Justiça

Cautelar

STM nega liberdade a 9 militares presos em fuzilamento no Rio

Ministro, general de Exército, não viu ilegalidade na decisão que transformou as prisões em preventivas

Foto: reprodução Youtube

O ministro Lúcio Mario de Barros Góes, do Superior Tribunal Militar (STM) negou, nesta sexta-feira (12), a concessão de uma liminar para colocar em liberdade nove militares presos por envolvimento na morte de um homem no Rio de Janeiro após o carro dele ter sido fuzilado com 80 tiros.

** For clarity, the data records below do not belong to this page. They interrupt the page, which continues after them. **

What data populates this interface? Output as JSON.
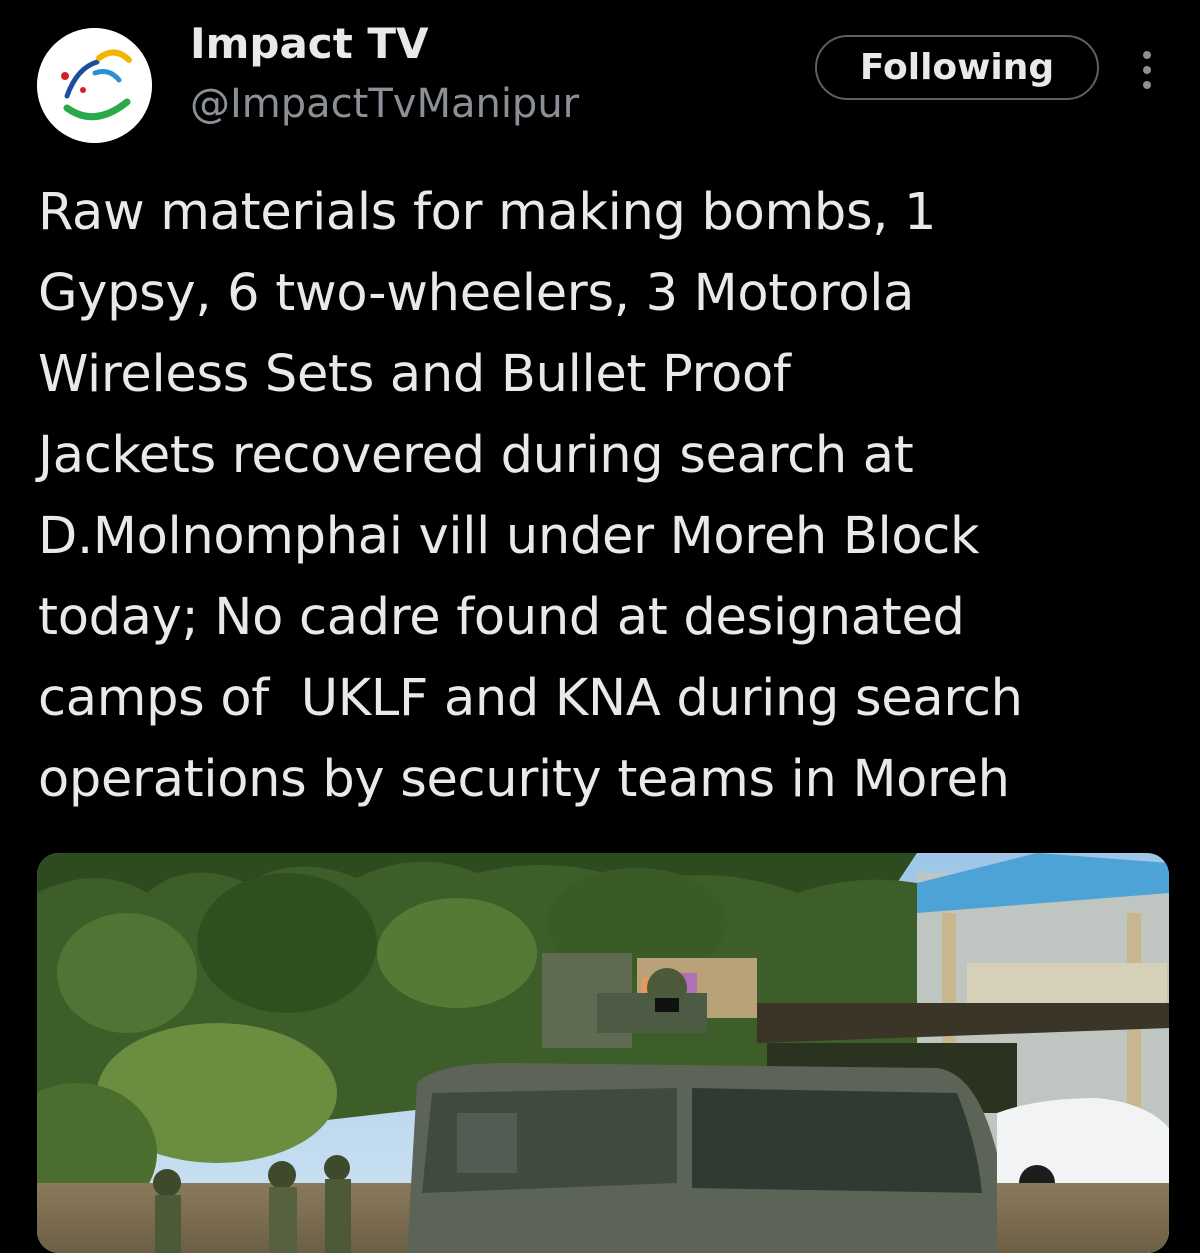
{
  "account": {
    "display_name": "Impact TV",
    "handle": "@ImpactTvManipur",
    "avatar_icon": "impact-tv-logo"
  },
  "actions": {
    "follow_label": "Following",
    "more_icon": "more-vertical-icon"
  },
  "tweet": {
    "lines": [
      "Raw materials for making bombs, 1",
      "Gypsy, 6 two-wheelers, 3 Motorola",
      "Wireless Sets and Bullet Proof",
      "Jackets recovered during search at",
      "D.Molnomphai vill under Moreh Block",
      "today; No cadre found at designated",
      "camps of  UKLF and KNA during search",
      "operations by security teams in Moreh"
    ]
  },
  "media": {
    "kind": "photo"
  },
  "colors": {
    "background": "#000000",
    "text_primary": "#e7e9ea",
    "text_secondary": "#8b9096",
    "button_border": "#596067"
  }
}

O mérito do HC será julgado.

Góes, que é general de Exército, considerou que não há elementos que justifiquem revogar com urgência a prisão preventiva. “Com efeito, observa-se da leitura da decisão, de 10/4/2019, que homologou e converteu a prisão em flagrante em prisão preventiva, que o magistrado fundamentou suas razões de decidir na consideração do fato atribuído aos flagranteados que, em tese, teriam sido flagrados cometendo crime militar, em virtude de terem, supostamente, disparado arma de fogo contra veículo particular, vindo a atingir civis, levando a óbito um civil e causando lesões em outro civil, durante serviço de patrulhamento em Operação Militar de Segurança das instalações militares na região dos Próprios Nacionais de Guadalupe-RJ, violando os princípios de hierarquia e disciplina militares”, escreveu o ministro.

De acordo com o ministro, a decisão da juíza Mariana Campos, da Primeira Auditoria da Justiça Militar, que levou à prisão preventiva, sustenta que foram desrespeitadas as regras de engajamento que devem pautar a atuação dos militares, o que culminou na prática delitiva.

“De plano, não há aparência de ilegalidade na decisão impugnada, inviabilizando uma medida cautelar”.

O músico Evaldo dos Santos Rosa, de 51 anos, morreu na ação. Segundo o Comando Militar do Leste (CML), os militares foram presos em flagrante por descumprimento das regras de engajamento.

De acordo com o CML, foram constatadas inconsistências entre os fatos inicialmente reportados pelos militares envolvidos e as informações que chegaram posteriormente ao Exército.

“O Exército Brasileiro reitera seu estrito compromisso com a transparência e com os parâmetros legais impostos pelo Estado de Direito ao uso legítimo da força por seus membros, repudiando veementemente excessos ou abusos que venham a ser cometidos quando do exercício das suas atividades”, finaliza a nota.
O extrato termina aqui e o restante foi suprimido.